Article development led by
Use the database built for your access model.
BY RICK RICHARDSON
THE TOPIC OF data storage is one that does not need to be
well understood until something goes wrong (data
disappears) or something goes really right (too many
customers). Because databases can be treated as black
boxes with an API, their inner workings are often
overlooked. They are often treated as magic things that
just take data when offered and supply it when asked.
Since these two operations are the only understood
activities of the technology, they are often the only features
presented when comparing different technologies.
Benchmarks are often provided in operations per
second, but what exactly is an operation? Within the
realm of databases, this could mean any number of
things. Is that operation a transaction? Is it an indexing
of data? A retrieval from an index? Does it store the
data to a durable medium such as a hard disk, or does
it beam it by laser toward Alpha Centauri?
It is this ambiguity that causes havoc in the
software industry. Misunderstanding the features and
guarantees of a database system can cause, at best,
user consternation due to slowness or unavailability.
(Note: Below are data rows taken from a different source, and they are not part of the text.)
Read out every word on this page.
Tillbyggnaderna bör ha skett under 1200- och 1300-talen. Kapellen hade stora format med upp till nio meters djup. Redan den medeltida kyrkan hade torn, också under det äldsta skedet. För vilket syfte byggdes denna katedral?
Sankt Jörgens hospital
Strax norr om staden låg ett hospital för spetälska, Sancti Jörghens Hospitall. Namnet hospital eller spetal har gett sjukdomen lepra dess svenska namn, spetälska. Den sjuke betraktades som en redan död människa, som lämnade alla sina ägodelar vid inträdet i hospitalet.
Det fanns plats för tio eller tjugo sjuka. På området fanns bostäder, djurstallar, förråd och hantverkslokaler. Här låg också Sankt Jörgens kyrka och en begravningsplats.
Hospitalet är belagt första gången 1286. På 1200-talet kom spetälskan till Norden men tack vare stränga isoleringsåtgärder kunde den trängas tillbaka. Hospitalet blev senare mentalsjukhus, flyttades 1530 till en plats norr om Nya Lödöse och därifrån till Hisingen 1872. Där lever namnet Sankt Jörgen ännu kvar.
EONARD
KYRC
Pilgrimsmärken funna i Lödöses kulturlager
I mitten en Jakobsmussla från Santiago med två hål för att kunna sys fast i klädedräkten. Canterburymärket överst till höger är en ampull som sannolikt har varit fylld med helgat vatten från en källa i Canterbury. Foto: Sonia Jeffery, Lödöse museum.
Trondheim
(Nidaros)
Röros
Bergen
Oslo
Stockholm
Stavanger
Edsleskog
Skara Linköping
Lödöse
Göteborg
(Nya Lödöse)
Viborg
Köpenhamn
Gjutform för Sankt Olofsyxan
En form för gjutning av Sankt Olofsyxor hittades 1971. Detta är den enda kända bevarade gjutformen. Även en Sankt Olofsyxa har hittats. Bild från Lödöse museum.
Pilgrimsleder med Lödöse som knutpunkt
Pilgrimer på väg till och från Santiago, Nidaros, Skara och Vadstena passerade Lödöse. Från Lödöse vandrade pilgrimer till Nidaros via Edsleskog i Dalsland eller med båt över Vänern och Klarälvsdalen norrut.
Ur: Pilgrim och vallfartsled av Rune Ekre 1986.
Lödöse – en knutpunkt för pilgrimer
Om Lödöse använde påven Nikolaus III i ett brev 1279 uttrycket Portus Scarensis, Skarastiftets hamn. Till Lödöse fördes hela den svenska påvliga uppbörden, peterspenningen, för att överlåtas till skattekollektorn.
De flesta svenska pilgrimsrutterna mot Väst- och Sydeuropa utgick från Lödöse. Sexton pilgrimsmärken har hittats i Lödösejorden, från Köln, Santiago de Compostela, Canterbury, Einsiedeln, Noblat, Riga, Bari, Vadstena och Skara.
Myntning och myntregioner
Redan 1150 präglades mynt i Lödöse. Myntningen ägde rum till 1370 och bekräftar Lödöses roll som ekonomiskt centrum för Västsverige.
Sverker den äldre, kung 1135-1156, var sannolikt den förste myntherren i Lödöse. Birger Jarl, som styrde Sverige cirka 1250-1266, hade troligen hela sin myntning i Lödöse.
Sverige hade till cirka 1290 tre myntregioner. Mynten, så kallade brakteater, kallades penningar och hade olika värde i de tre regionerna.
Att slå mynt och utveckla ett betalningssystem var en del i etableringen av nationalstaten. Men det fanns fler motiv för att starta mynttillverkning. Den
At worst, it could result in fiscal damage—or even jail
time due to data loss.
The scope of the term database is
vast. Technically speaking, anything
that stores data for later retrieval is a
database. Even by that broad definition, there is functionality that is common to most databases. This article
enumerates those features at a high
level. The intent is to provide readers
with a toolset with which they might
evaluate databases on their relative
merits. Because the topics cannot be
covered here in the detail they deserve,
references to additional reading have
been included. These topics may be the
subjects for future articles.
This feature-driven approach should
allow readers to assess their own
needs and to compare technologies
by pairing up like features. When
viewed through this lens, comparative benchmarks are valid only on data
bases that are performing equal work
and providing the same guarantees.
Before digging into the features of
databases, let’s discuss why you would
not just take all of the features. The
short answer is that each feature typically comes with a performance cost, if
not a complexity cost.
Most of the functions performed by
a database, as well as the algorithms
that implement them, are built to work
around the performance bottleneck
that is the hard disk. If you have a requirement that your data (and meta
data) be durable, then you must pay
this penalty one way or another.
The Hard Disk
The serial ATA (SATA) bus of a typical
server (Ivy Bridge Architecture) has a theoretical maximum bandwidth of 750MB
per second. That seems high, but compare that with the PCI 3.0 bus, which has
a maximum of 40GB per second, or the
memory bus, which can do 14.9GB per
second per channel (with at least four
channels). The SATA bus has the lowest-bandwidth data path within a modern
server (excluding peripherals). 5
In addition to the bandwidth bottleneck, there is latency to consider. The
highest-latency operation encountered
within a data center is a seek to a ran-